The market had expected clarity. It got threats instead.
What Trump Said
Trump told the nation the military campaign would end "very shortly" — within two to three weeks — but offered no conditions, no diplomatic framework, and no plan for reopening the Strait of Hormuz. He threatened to hit Iran's electric generating plants "very hard, and probably simultaneously" if Tehran does not move toward a deal.
On the question of fuel costs for U.S. allies, Trump told European and Asian governments to "build up some delayed courage, go to the Strait, and just TAKE IT." He blamed Iran entirely for surging pump prices.
Analysts were blunt about what the speech delivered. "The market has shown disappointment because the speech President Trump made was far less than what the market expected," said Takashi Hiroki, strategist at Monex in Tokyo. Deutsche Bank said sentiment "deteriorated overnight" after the address provided no clarity on potential timelines or conditions for ending hostilities.
Matt Simpson, senior market analyst at StoneX, put it plainly: "With no plans to reopen the Strait of Hormuz that he effectively closed, oil prices are to remain high indefinitely."
The Supply Picture Has Not Changed
The Strait of Hormuz remains effectively closed to Western tankers. Shipping traffic through the strait has collapsed 90 to 95% since the war began in late February. Iran agreed on March 26 to allow vessels from China, Russia, India, Iraq, and Pakistan to transit, a partial selective reopening that does nothing for U.S. and European buyers.
The IEA has called this the largest supply disruption in the history of the global oil market. Gulf producers have lost at least 10 million barrels per day of export capacity. Any threat to Iran's own energy infrastructure would tighten supply further, not loosen it.
OPEC+ Meets Sunday
The OPEC+ ministerial meeting on April 5 is now the most consequential gathering the alliance has held since it formed. The group agreed on March 1 to a 206,000 barrel per day output increase for April, a figure that looks symbolic given that Gulf members cannot physically export through a closed strait regardless of what the paperwork says.

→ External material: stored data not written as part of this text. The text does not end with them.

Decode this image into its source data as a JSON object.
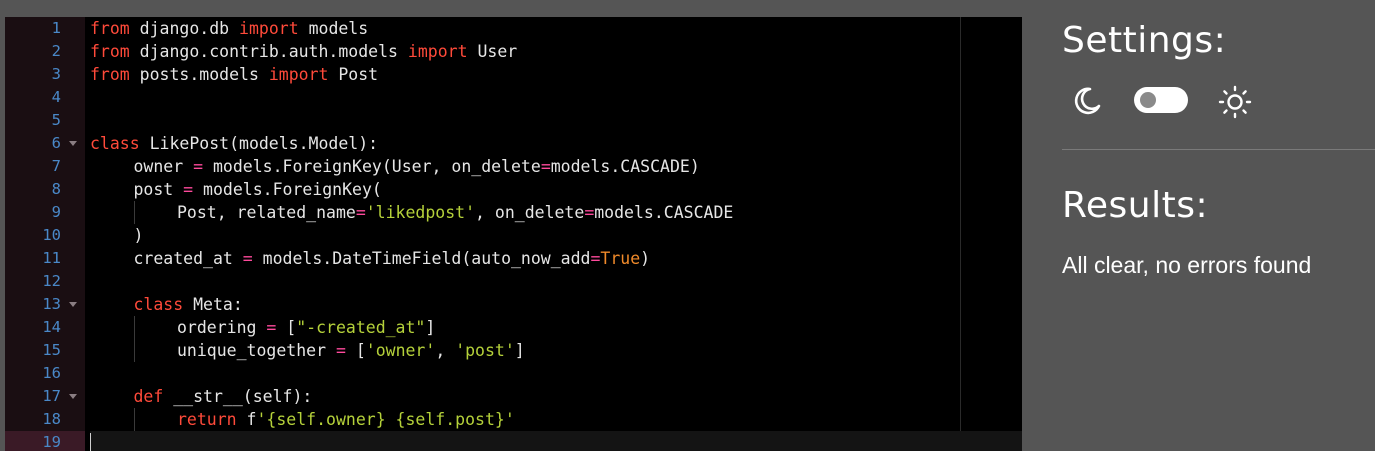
{
  "editor": {
    "lines": [
      {
        "number": "1",
        "fold": false,
        "indent": 0,
        "tokens": [
          [
            "kw",
            "from"
          ],
          [
            "id",
            " django.db "
          ],
          [
            "kw",
            "import"
          ],
          [
            "id",
            " models"
          ]
        ]
      },
      {
        "number": "2",
        "fold": false,
        "indent": 0,
        "tokens": [
          [
            "kw",
            "from"
          ],
          [
            "id",
            " django.contrib.auth.models "
          ],
          [
            "kw",
            "import"
          ],
          [
            "id",
            " User"
          ]
        ]
      },
      {
        "number": "3",
        "fold": false,
        "indent": 0,
        "tokens": [
          [
            "kw",
            "from"
          ],
          [
            "id",
            " posts.models "
          ],
          [
            "kw",
            "import"
          ],
          [
            "id",
            " Post"
          ]
        ]
      },
      {
        "number": "4",
        "fold": false,
        "indent": 0,
        "tokens": []
      },
      {
        "number": "5",
        "fold": false,
        "indent": 0,
        "tokens": []
      },
      {
        "number": "6",
        "fold": true,
        "indent": 0,
        "tokens": [
          [
            "kw",
            "class"
          ],
          [
            "id",
            " LikePost(models.Model):"
          ]
        ]
      },
      {
        "number": "7",
        "fold": false,
        "indent": 1,
        "tokens": [
          [
            "id",
            "owner "
          ],
          [
            "op",
            "="
          ],
          [
            "id",
            " models.ForeignKey(User, on_delete"
          ],
          [
            "op",
            "="
          ],
          [
            "id",
            "models.CASCADE)"
          ]
        ]
      },
      {
        "number": "8",
        "fold": false,
        "indent": 1,
        "tokens": [
          [
            "id",
            "post "
          ],
          [
            "op",
            "="
          ],
          [
            "id",
            " models.ForeignKey("
          ]
        ]
      },
      {
        "number": "9",
        "fold": false,
        "indent": 2,
        "tokens": [
          [
            "id",
            "Post, related_name"
          ],
          [
            "op",
            "="
          ],
          [
            "str",
            "'likedpost'"
          ],
          [
            "id",
            ", on_delete"
          ],
          [
            "op",
            "="
          ],
          [
            "id",
            "models.CASCADE"
          ]
        ]
      },
      {
        "number": "10",
        "fold": false,
        "indent": 1,
        "tokens": [
          [
            "id",
            ")"
          ]
        ]
      },
      {
        "number": "11",
        "fold": false,
        "indent": 1,
        "tokens": [
          [
            "id",
            "created_at "
          ],
          [
            "op",
            "="
          ],
          [
            "id",
            " models.DateTimeField(auto_now_add"
          ],
          [
            "op",
            "="
          ],
          [
            "const",
            "True"
          ],
          [
            "id",
            ")"
          ]
        ]
      },
      {
        "number": "12",
        "fold": false,
        "indent": 0,
        "tokens": []
      },
      {
        "number": "13",
        "fold": true,
        "indent": 1,
        "tokens": [
          [
            "kw",
            "class"
          ],
          [
            "id",
            " Meta:"
          ]
        ]
      },
      {
        "number": "14",
        "fold": false,
        "indent": 2,
        "tokens": [
          [
            "id",
            "ordering "
          ],
          [
            "op",
            "="
          ],
          [
            "id",
            " ["
          ],
          [
            "str",
            "\"-created_at\""
          ],
          [
            "id",
            "]"
          ]
        ]
      },
      {
        "number": "15",
        "fold": false,
        "indent": 2,
        "tokens": [
          [
            "id",
            "unique_together "
          ],
          [
            "op",
            "="
          ],
          [
            "id",
            " ["
          ],
          [
            "str",
            "'owner'"
          ],
          [
            "id",
            ", "
          ],
          [
            "str",
            "'post'"
          ],
          [
            "id",
            "]"
          ]
        ]
      },
      {
        "number": "16",
        "fold": false,
        "indent": 0,
        "tokens": []
      },
      {
        "number": "17",
        "fold": true,
        "indent": 1,
        "tokens": [
          [
            "kw",
            "def"
          ],
          [
            "id",
            " __str__(self):"
          ]
        ]
      },
      {
        "number": "18",
        "fold": false,
        "indent": 2,
        "tokens": [
          [
            "kw",
            "return"
          ],
          [
            "id",
            " f"
          ],
          [
            "str",
            "'{self.owner} {self.post}'"
          ]
        ]
      },
      {
        "number": "19",
        "fold": false,
        "indent": 0,
        "tokens": [],
        "active": true
      }
    ]
  },
  "panel": {
    "settings_title": "Settings:",
    "theme": {
      "left_icon": "moon-icon",
      "right_icon": "sun-icon",
      "toggle_state": "off"
    },
    "results_title": "Results:",
    "results_message": "All clear, no errors found"
  },
  "colors": {
    "keyword": "#ff4a3a",
    "operator": "#ff4a9c",
    "string": "#b5d13a",
    "constant": "#f08a2a",
    "line_number": "#4a88c8",
    "editor_bg": "#000000",
    "panel_bg": "#555555"
  }
}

The meeting's outcome is unlikely to move prices lower unless it is accompanied by genuine progress on Hormuz access.
Where the Risk Sits
Bank of America forecasts oil at $100 per barrel through the rest of 2026. Rachel Ziemba of Ziemba Insights warned that further escalation "increases the risk of more extensive damage to regional energy infrastructure both in Iran but throughout the Gulf." Some Wall Street desks are now running $200 per barrel scenarios if the strait remains closed past mid-April.
The two-to-three week timeline Trump offered puts the window at roughly April 14 to April 21. If the strait is not partially open to commercial traffic by then, the supply math gets significantly worse.
This article is for informational purposes only and does not constitute investment advice. Oil markets are subject to rapid change; verify current prices before making any trading or business decisions.